CHAPITRE 35.3 * JAMES
J.L.C
♪♫ ... ♪♫
Alors que la conversation s'étire, chaque mot prononcé par Victoria me plonge davantage dans mes pensées. Ses ambitions, son parcours académique, ses projets professionnels, ses envies de voyage, d'évasion, tout ça concorde parfaitement avec ce que j'aimerais qu'on devienne. C’est un ping-pong ravissant entre nos aspirations respectives qui façonne un peu plus le possible imbriquage de nos vies.
Dans moins de deux ans, Victoria sera dîplomée et, grâce au concours qu'elle a déjà commencé à préparer, elle pourra embrasser la carrière d’enseignante dans laquelle elle souhaite s’engager. Elle raccrochera sa casquette d'organisatrice d’évènements, ou seulement en partie, car pour le moment ce métier lui confère un épanouissement professionnel salutaire qu'elle souhaite faire perdurer aussi longtemps que nécessaire.
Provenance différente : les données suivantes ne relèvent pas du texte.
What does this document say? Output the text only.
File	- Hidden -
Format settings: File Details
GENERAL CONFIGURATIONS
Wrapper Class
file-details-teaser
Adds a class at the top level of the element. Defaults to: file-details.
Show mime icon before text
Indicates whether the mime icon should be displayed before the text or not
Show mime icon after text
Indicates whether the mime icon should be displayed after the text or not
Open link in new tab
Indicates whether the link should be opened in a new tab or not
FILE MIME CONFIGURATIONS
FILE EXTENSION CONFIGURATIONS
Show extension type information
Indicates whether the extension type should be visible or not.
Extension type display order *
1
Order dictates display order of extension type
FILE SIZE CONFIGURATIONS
Et tandis qu'elle me fait cette confession, j'admire sa détermination, son énergie, son envie de se battre pour ses rêves. Elle est prête à relever tous les défis pour construire un avenir qui lui ressemble.
La passion qui l'anime résonne en moi. Notre discussion bifurque à nouveau vers mes projets.
— "Après il y a les concepts auxquels je réfléchis. J’aimerais offrir plus qu’une simple vente de produits. La distillerie, je me vois bien la transformer en un bar, comme tu l'as déjà évoqué mais en allant encore plus loin.”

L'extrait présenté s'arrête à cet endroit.